Après le premier tour, un des colistiers de Diouf lançait « Pour le PS, c’est mort, les gens ne lui pardonneront pas le mariage pour tous et la théorie du genre. ». Et il est indubitable que ceci était aussi en partie à la source de ses listes dans mon secteur. La gravité de la chose était saisissable dès le départ : tous ceux qui voulaient savoir savaient. Les militants du FG savaient. Les journalistes aussi auraient pu, auraient dû, à condition de poser les bonnes questions au lieu de se laisser berner par « la nouveauté ». Et saisir cette connexion de fait du fascisme d’en haut et du désarroi et des dérives d’en bas, qu’on a retrouvé, atterrés, pendant toute la campagne. Ils ont porté leur pierre au désastre qui nous touche. Quelle tristesse…

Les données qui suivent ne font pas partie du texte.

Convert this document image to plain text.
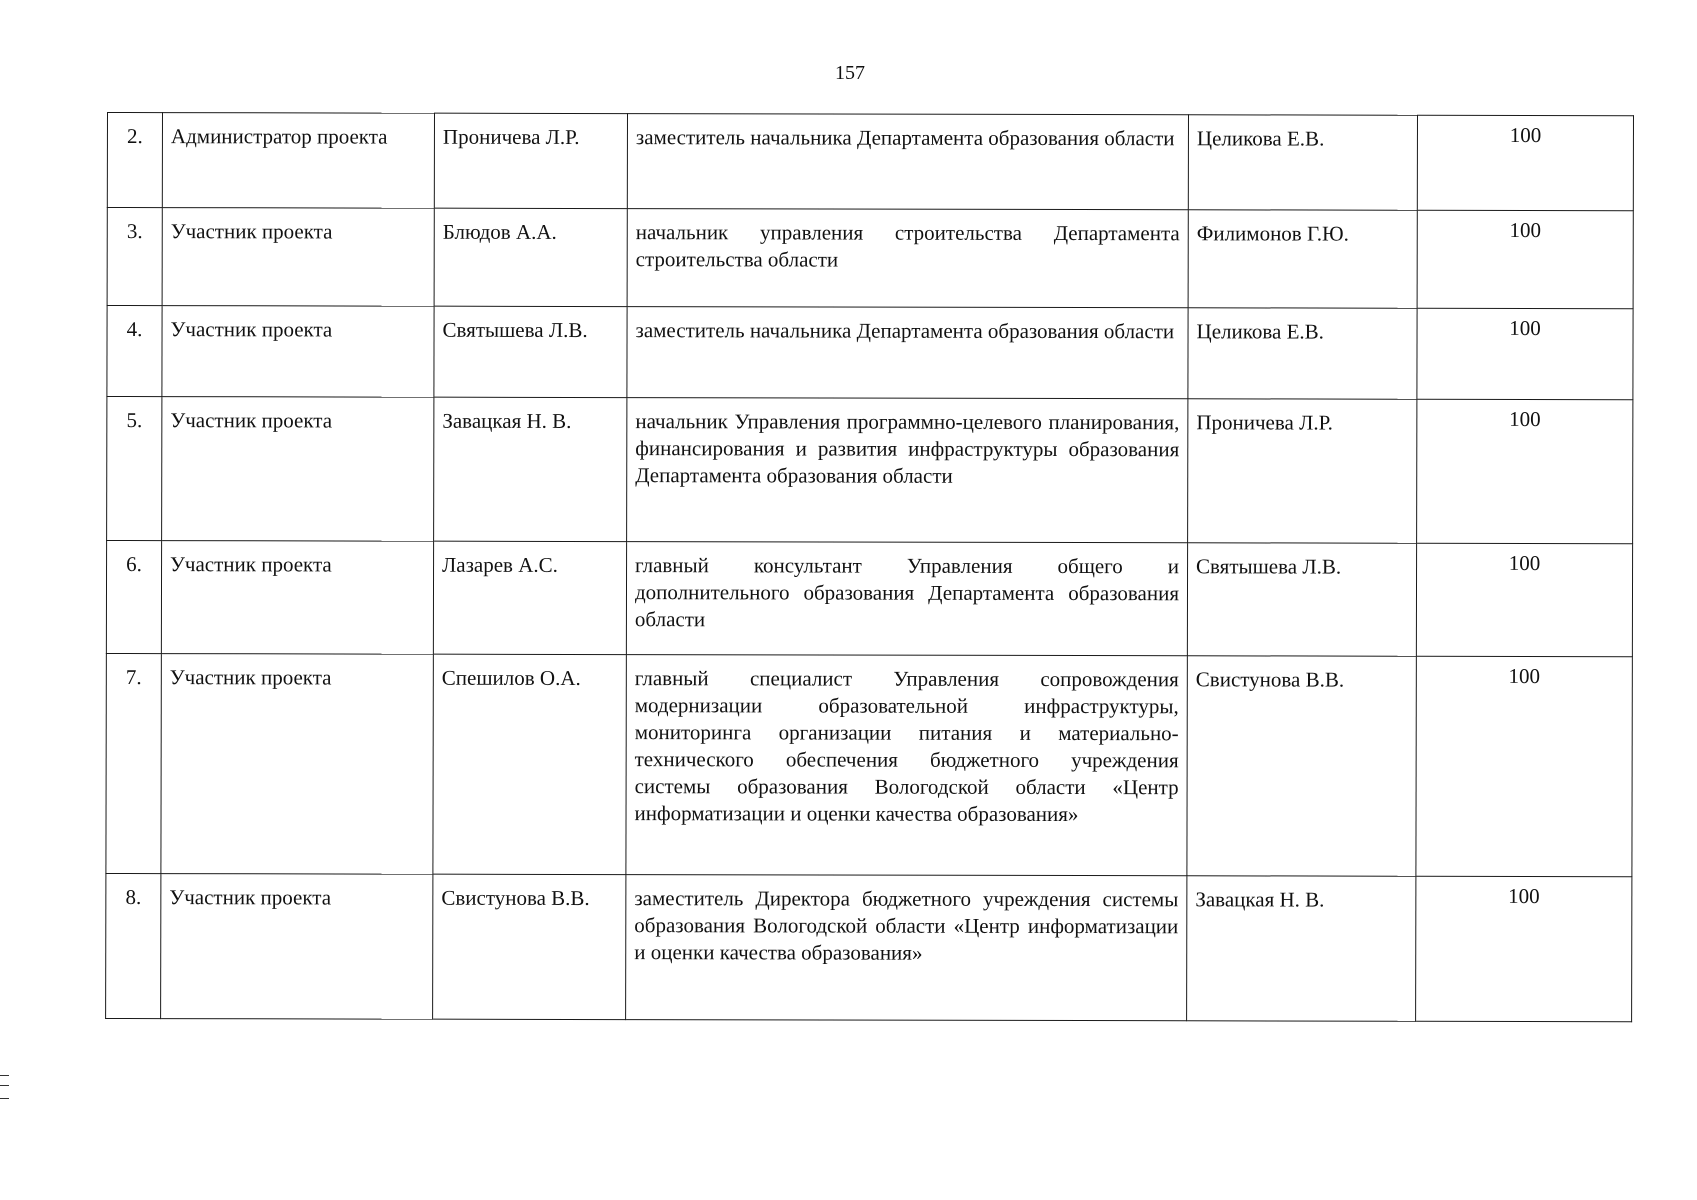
157
2.	Администратор проекта	Проничева Л.Р.	заместитель начальника Департамента образования области	Целикова Е.В.	100
3.	Участник проекта	Блюдов А.А.	начальник управления строительства Департамента строительства области	Филимонов Г.Ю.	100
4.	Участник проекта	Святышева Л.В.	заместитель начальника Департамента образования области	Целикова Е.В.	100
5.	Участник проекта	Завацкая Н. В.	начальник Управления программно-целевого планирования, финансирования и развития инфраструктуры образования Департамента образования области	Проничева Л.Р.	100
6.	Участник проекта	Лазарев А.С.	главный консультант Управления общего и дополнительного образования Департамента образования области	Святышева Л.В.	100
7.	Участник проекта	Спешилов О.А.	главный специалист Управления сопровождения модернизации образовательной инфраструктуры, мониторинга организации питания и материально-технического обеспечения бюджетного учреждения системы образования Вологодской области «Центр информатизации и оценки качества образования»	Свистунова В.В.	100
8.	Участник проекта	Свистунова В.В.	заместитель Директора бюджетного учреждения системы образования Вологодской области «Центр информатизации и оценки качества образования»	Завацкая Н. В.	100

Désormais le PS est en loques, Diouf va retourner dans les beaux quartiers qui sont sa famille naturelle. Les envoyés spéciaux vont faire leurs valises. Et le FN triomphe. Que dire à cet ancien résistant rencontré à la sortie de la boulangerie m’expliquant que désormais c’est Ravier qui viendra pour le goûter annuel de sa résidence de retraités ? La vraie gauche elle va entrer en résistance. Elle sait que ce sera très difficile, puisqu’il lui faudra à la fois parer les coups venus du FN, créer les conditions de nouvelles pratiques démocratiques, reconstruire une conscience de classe à partir de presque rien dans le champ de ruines laissé par l’effondrement du PS et la faiblesse du FG. Et aussi inventer les liens nouveaux entre cette conscience politique et la réalité des quartiers. Puisque là est le dernier élément de l’équation conduisant au désastre. Ni par ses préoccupations, ni par ses mots, ni sur la forme utilisée, cette gauche de gauche n’est suffisamment au contact de ce qui devrait pourtant être son terrain naturel, celui des nouveaux damnés de la terre, survivants vaille que vaille dans nos quartiers.
Les mauvais jours finiront dit la chanson. Mais quand ?
Notes
[1] Je ne parle que de ce secteur. Ailleurs souvent à la fois les personnes et la campagne de celles et ceux qui ont suivi Diouf n’avaient rien à voir et aucun amalgame n’est de mise.